Now that’s not to say Liz Frazer is terrible as Mrs. Pike. She plays the character decently well for the few scenes she’s in. But she doesn’t match to the edge Janet Davies had with Mrs. Pike in the TV series. Jimmy Perry wasn’t happy with the casting decision of Liz Frazer. It was imposed by Columbia.

The film also features Bernard Archard as Major General Fullard, the film’s antagonist. I’ve seen and heard Bernard Archard in ‘Doctor Who’ stories like ‘The Power of the Daleks’ and ‘Pyramids of Mars’. I found Major General Fullard to be an unlikeable jerk. He takes instant dislike to Mainwaring.

And the reason for that is…Mainwaring wouldn’t cash his cheque to him at the bank upon first meeting. Now I believe Mainwaring was in the right when suspecting Fullard might be a spy. But Mainwaring’s mistakes in being commander of the platoon don’t help to win Fullard’s approval here.

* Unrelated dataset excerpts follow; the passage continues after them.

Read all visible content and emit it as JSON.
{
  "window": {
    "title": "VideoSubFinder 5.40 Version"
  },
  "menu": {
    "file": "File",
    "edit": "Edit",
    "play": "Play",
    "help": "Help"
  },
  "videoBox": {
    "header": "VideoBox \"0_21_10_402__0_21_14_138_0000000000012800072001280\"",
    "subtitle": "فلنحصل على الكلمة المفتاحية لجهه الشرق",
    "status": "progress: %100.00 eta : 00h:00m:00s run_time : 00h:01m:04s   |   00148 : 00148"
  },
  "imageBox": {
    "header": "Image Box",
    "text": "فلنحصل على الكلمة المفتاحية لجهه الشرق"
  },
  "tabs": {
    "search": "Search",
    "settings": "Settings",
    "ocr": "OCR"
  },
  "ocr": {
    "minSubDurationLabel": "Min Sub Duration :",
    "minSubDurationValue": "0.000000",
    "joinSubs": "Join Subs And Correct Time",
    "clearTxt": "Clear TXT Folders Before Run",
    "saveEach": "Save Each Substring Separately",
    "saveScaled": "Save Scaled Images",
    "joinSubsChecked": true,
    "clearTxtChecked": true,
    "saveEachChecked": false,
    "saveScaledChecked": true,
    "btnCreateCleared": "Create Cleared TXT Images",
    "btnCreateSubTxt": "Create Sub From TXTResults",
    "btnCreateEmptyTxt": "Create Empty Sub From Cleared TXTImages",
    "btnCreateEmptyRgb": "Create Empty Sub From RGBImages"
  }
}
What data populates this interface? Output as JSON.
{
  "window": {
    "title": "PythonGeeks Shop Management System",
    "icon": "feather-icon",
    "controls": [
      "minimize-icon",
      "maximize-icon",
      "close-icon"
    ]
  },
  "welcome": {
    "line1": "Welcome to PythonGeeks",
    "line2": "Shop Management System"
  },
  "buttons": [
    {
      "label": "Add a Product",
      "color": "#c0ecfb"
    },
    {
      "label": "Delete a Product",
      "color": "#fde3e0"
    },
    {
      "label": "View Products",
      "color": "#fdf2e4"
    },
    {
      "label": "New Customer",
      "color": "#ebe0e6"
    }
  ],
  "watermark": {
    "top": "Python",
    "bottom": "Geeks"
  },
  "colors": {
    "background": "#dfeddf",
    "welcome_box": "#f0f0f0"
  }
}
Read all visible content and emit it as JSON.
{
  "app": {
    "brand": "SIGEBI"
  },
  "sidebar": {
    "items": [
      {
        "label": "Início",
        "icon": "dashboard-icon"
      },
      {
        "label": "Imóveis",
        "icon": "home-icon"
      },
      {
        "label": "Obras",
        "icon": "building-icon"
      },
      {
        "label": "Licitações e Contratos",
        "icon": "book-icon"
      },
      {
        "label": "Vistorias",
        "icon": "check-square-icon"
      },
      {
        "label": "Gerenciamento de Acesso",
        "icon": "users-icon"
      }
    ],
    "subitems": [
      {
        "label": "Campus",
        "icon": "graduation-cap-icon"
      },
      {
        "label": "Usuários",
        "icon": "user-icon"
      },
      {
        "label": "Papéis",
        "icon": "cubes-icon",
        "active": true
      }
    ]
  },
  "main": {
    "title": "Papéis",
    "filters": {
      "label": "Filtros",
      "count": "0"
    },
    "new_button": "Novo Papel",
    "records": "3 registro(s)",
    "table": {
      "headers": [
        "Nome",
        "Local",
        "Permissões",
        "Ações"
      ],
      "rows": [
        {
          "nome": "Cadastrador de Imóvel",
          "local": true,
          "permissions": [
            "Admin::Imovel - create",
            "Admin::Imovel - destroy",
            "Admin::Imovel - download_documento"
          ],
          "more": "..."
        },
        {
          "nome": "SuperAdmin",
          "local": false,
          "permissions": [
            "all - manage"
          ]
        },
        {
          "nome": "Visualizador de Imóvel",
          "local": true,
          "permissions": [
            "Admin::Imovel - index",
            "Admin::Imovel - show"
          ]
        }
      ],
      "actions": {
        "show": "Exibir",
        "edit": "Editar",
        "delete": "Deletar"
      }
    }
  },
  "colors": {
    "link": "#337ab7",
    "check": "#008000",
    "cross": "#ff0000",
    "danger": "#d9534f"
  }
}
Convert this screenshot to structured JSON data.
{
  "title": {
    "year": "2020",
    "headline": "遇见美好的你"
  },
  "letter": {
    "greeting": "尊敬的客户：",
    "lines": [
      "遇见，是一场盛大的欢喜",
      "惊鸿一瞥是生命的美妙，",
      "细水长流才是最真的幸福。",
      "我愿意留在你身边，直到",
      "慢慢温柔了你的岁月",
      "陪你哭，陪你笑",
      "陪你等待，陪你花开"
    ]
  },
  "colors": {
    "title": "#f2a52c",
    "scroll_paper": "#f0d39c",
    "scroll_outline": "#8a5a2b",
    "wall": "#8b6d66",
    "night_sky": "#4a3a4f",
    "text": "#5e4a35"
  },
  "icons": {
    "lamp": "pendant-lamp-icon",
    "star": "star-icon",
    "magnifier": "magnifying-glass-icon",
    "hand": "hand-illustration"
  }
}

The cast also includes Derek Newark (who I’ve seen in the ‘Doctor Who’ stories ‘An Unearthly Child’ and ‘Inferno’) as the Regimental Sergeant Major. There’s also Bill Pertwee as Hodges, Frank Williams as the Vicar, Edward Sinclair as the Verger and Michael Knowles the Staff Captain. There’s also Scott Fredericks (who I’ve seen in the ‘Doctor Who’ stories ‘Day of the Daleks’ and ‘Image of the Fendahl’); Ingo Mogendorf and Franz Van Norde as the Nazi pilots!

There were plans for a sequel to the ‘Dad’s Army’ movie. Sadly that didn’t happen, which is a shame. The film had mixed reviews despite performing well at the box office. Apparently the sequel would’ve been called ‘Dad’s Army and the Secret U-Boat Base’. Possible ‘Deadly Attachment’ movie?

‘Dad’s Army: The Movie’ is an enjoyable ride featuring the ‘Dad’s Army’ cast in a big-budget movie by Columbia Pictures. It’s not the greatest spectacle, but for what it’s worth I’m very happy to have seen it. It’s a better film adaptation of the TV show and remains really true with our main characters.